Sunday, April 21, 2013
This Week In... 1987 - Nipper!
This week back in 1987 saw the first full-size Nipper! Until this point, Nipper had been, well, a nipper - printed on A5 paper. However, issue six changed all that, with it now appearing the same size as its companions - Buster and Whizzer and Chips.
The first strip was of course based around the comic's main star - Nipper, illustrated by Gordon Bell.
This was followed up by one of Mike Lacey's two contributions, the rather amazing Strong-Arm! Wouldn't it be great fun to have a command kart like this?!
Terry Bave was also to be found multiple times in the pages of Nipper, illustrating Double Trouble, a strip that would continue after Nipper for many years. The two twins did eventually become best friends - on the back cover of the last ever issue of Buster.
Another popular character was Ricky Rainbow, illustrated by the soon-to-become Buster artist Jimmy Hansen. Obviously, since this strip was about a boy who could change colour, the strip had to appear in colour, and whoever was in charge of that did a smashing job.
Vic Neill illustrated School Funds, a school in such bad shape that it constantly needed money for repairs, and was relying on the kids to get those funds.
Tom Paterson was also a part of the Nipper line-up, illustrating the hilarious adventures of a young lad and his pyjama case, a mixture which could save the world... or not. The title, Felix the Pussycat, is of course a spin-off of Felix the Cat, so there's laughs all round with this strip.

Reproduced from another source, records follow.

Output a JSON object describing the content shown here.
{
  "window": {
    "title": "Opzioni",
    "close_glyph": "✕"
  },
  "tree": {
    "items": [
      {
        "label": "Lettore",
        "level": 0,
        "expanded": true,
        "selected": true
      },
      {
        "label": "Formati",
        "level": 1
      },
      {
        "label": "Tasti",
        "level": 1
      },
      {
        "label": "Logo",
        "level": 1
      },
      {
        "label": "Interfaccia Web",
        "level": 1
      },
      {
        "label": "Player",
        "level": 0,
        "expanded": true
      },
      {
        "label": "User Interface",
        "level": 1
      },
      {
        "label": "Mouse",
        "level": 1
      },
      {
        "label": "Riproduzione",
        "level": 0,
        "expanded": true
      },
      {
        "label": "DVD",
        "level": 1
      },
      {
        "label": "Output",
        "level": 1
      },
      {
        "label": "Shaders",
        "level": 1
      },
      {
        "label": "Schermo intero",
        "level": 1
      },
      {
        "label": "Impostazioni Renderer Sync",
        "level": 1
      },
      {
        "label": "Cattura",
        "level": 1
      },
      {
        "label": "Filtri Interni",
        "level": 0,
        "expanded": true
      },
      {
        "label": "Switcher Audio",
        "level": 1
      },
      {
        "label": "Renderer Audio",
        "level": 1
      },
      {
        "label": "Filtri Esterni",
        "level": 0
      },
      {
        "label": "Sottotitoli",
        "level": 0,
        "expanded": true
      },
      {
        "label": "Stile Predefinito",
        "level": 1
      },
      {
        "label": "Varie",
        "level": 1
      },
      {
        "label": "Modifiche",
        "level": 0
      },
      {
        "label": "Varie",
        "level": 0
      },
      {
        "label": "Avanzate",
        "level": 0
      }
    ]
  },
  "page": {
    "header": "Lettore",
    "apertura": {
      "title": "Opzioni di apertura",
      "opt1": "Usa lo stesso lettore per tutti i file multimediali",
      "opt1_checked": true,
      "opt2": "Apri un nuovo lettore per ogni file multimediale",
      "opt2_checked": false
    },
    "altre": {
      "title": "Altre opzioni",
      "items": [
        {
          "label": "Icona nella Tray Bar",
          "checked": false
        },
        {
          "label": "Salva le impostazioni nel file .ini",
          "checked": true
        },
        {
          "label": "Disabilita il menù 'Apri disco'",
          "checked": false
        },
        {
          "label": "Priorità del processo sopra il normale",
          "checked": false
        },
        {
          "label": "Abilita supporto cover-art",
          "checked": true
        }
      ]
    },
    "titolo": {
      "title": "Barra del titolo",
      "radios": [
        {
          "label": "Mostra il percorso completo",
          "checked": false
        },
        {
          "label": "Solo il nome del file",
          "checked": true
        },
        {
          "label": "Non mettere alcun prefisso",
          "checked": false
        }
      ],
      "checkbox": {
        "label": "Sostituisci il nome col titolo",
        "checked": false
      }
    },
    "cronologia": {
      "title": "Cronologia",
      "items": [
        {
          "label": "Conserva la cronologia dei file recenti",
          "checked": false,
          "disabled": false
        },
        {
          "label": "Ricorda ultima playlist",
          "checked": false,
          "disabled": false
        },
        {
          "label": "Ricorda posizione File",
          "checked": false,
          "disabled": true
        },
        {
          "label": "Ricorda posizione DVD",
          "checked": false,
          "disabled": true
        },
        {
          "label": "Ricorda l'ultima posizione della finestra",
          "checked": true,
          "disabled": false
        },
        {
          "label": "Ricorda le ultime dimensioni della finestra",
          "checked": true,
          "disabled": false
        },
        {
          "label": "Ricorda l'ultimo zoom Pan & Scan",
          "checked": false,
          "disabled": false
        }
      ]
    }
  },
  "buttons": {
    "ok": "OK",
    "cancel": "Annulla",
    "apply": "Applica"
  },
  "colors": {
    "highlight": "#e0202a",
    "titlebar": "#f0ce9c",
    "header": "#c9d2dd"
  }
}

Another top-class artist to join in the fun was Trevor Metcalfe, who illustrated Big Game Hunter, a great story about a young lad who would go too far to organise a game for his friends!
And finally, Sid Burgon's strip Roy's Toys appears on the back cover. This superbly illustrated strip showed the adventures some toys got up to when nobody was around - a very similar idea to Toy Story in fact!
Despite it's short run Nipper had an amazing line-up of artists, and I've only mentioned a few of them here. I suppose that this proves that it's not just quality that's the key to a successful comic, but there is something else as well.